A las 6:30 horas, Rafa, se disponía a atravesar,
una vez más, el enorme parque de pinos plantados, fresnos añejos y
senderos cruzados, surcados por ligustros desprolijos, que unía su
barrio con aquel temporal lugar de trabajo, el predio vip llamado “los
prodigios”.
El hombre, de mediana edad y estatura, un tanto callado,
de perfil bajo, hincha de Racing y mágico ambidiestro de potrero,
avanzaba en la vida en búsqueda de sus grandes objetivos:
Encontrar lo positivo en cada uno de sus actos, disfrutar de sus momentos libres y enfrentar un ejército de miedos heredados.
Desde el umbral en la puerta de su hogar pintado de color celeste y
opacado por las condiciones climáticas de ese día, ubicado en el barrio
“los descalzos”, lindante al parque y última zona urbana antes del río,
su esposa Marta lo despide con un mate amargo, un beso con esa mirada
que él amaba sin querer descifrar y rápidamente lo pierde de vista al
otro lado de la calle Independencia.
Y fue en el medio del
parque, donde el recorrido hacia la obra de aquél albañil se hacía más
corto cuando ocurrió el desafortunado encuentro.
Las fantasías disparadas de Rafa aumentaban siempre en el modo que se adentraba en el lugar, como algo constante e inevitable.
Esa batalla contra la imaginación y el miedo que libramos
permanentemente y que en el caso de este hombre se disipaba al llegar a
su trabajo.
¡Pero Jamás imaginó que ese día iba a sentir tanto miedo!
Un miedo que lo paralizó casi por completo, erizándole el cuerpo a tal extremo que se sintió solo piel y huesos.
Un miedo que se multiplicó al ver que sus morenas manos habían cambiado
hacia un color pálido, grisáceo, mortecino y que le hizo dudar hasta
de su rostro.
Ni el frío de ese invierno, ni de otros, llegó a ser tan helado como en ese minuto de su vida.

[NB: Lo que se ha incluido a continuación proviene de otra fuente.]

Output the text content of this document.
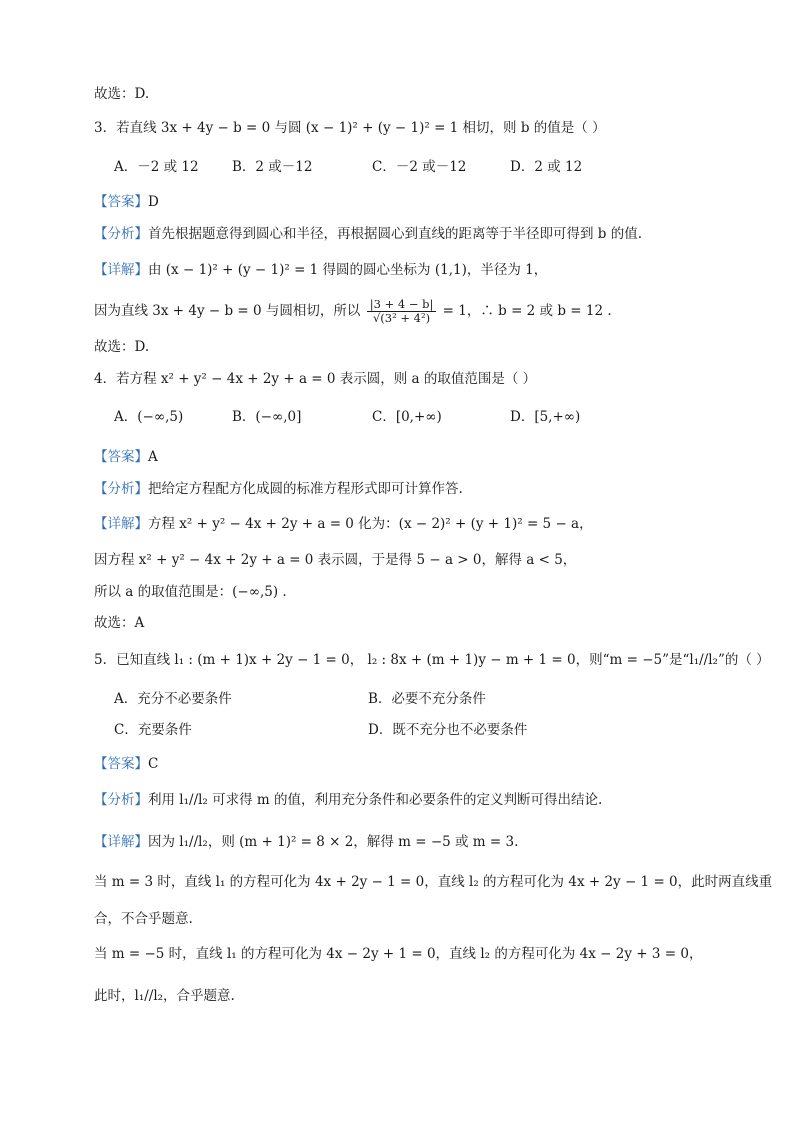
故选：D.
3．若直线 3x + 4y − b = 0 与圆 (x − 1)² + (y − 1)² = 1 相切，则 b 的值是（ ）
A．－2 或 12 B．2 或－12	C．－2 或－12	D．2 或 12
【答案】D
【分析】首先根据题意得到圆心和半径，再根据圆心到直线的距离等于半径即可得到 b 的值.
【详解】由 (x − 1)² + (y − 1)² = 1 得圆的圆心坐标为 (1,1)，半径为 1，
因为直线 3x + 4y − b = 0 与圆相切，所以 $\frac{|3 + 4 - b|}{\text{√(3² + 4²)}} = 1$，∴ b = 2 或 b = 12 .
故选：D.
4．若方程 x² + y² − 4x + 2y + a = 0 表示圆，则 a 的取值范围是（ ）
A．(−∞,5)	B．(−∞,0]	C．[0,+∞)	D．[5,+∞)
【答案】A
【分析】把给定方程配方化成圆的标准方程形式即可计算作答.
【详解】方程 x² + y² − 4x + 2y + a = 0 化为：(x − 2)² + (y + 1)² = 5 − a，
因方程 x² + y² − 4x + 2y + a = 0 表示圆，于是得 5 − a > 0，解得 a < 5，
所以 a 的取值范围是：(−∞,5) .
故选：A
5．已知直线 l₁ : (m + 1)x + 2y − 1 = 0， l₂ : 8x + (m + 1)y − m + 1 = 0，则“m = −5”是“l₁//l₂”的（ ）
A．充分不必要条件	B．必要不充分条件
C．充要条件	D．既不充分也不必要条件
【答案】C
【分析】利用 l₁//l₂ 可求得 m 的值，利用充分条件和必要条件的定义判断可得出结论.
【详解】因为 l₁//l₂，则 (m + 1)² = 8 × 2，解得 m = −5 或 m = 3.
当 m = 3 时，直线 l₁ 的方程可化为 4x + 2y − 1 = 0，直线 l₂ 的方程可化为 4x + 2y − 1 = 0，此时两直线重
合，不合乎题意.
当 m = −5 时，直线 l₁ 的方程可化为 4x − 2y + 1 = 0，直线 l₂ 的方程可化为 4x − 2y + 3 = 0，
此时，l₁//l₂，合乎题意.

Se le secó la lengua y su boca se puso amarga, los ojos se llenaron de
gélidas lagrimas que le nublaron aún más la visión ya que la espesa
niebla de esa madrugada solo le dejaba ver siluetas espectrales que
parecían avanzar hacia él.
En ese soplo desesperado se encontró,
sin desearlo jamás, con aquella enorme figura entre humana y lobuna que,
inevitablemente, lo atraparía y con solo un movimiento le arrancaría
un brazo, imaginando un dolor tan grande e intenso, solo semejante al
miedo fatal que estaba sintiendo.
El ser con más de dos metros de
altura poseía una mirada fría y penetrante, con ojos negros, muertos y
vacíos, de cabeza cubierta como una parca sin guadaña. Un destello
rojizo espeluznante proveniente de sus ojos, tan fugaz como un pestañeo,
le daba el único toque de saturación a aquella gris y espesa
madrugada.
El silencio se comparaba a las noches de la vez que
vivió en un obrador en el campo, lejos de la ciudad, obligado por
cuestiones laborales. Aunque aquella vez no estaba solo…
Fue en
ese desconocido momento de sus funciones fisiológicas que recordó, al
igual que otras veces, como su imaginación le mostraba árboles
fantasmagóricos y figuras de espanto en el viejo parque, que se
cerraban a lo alto como una mano capturando un insecto.
Miró
abajo, hacia sus pies de botines pesados, viejos, secos y gastados,
mientras sus manos se apoyaban sobre una pala de punta fina que portaba
para cumplir con su función de ayudante.
Y pensó:
-(¡Calma! El miedo está dentro de mí, no tiene por qué ser visible a los demás).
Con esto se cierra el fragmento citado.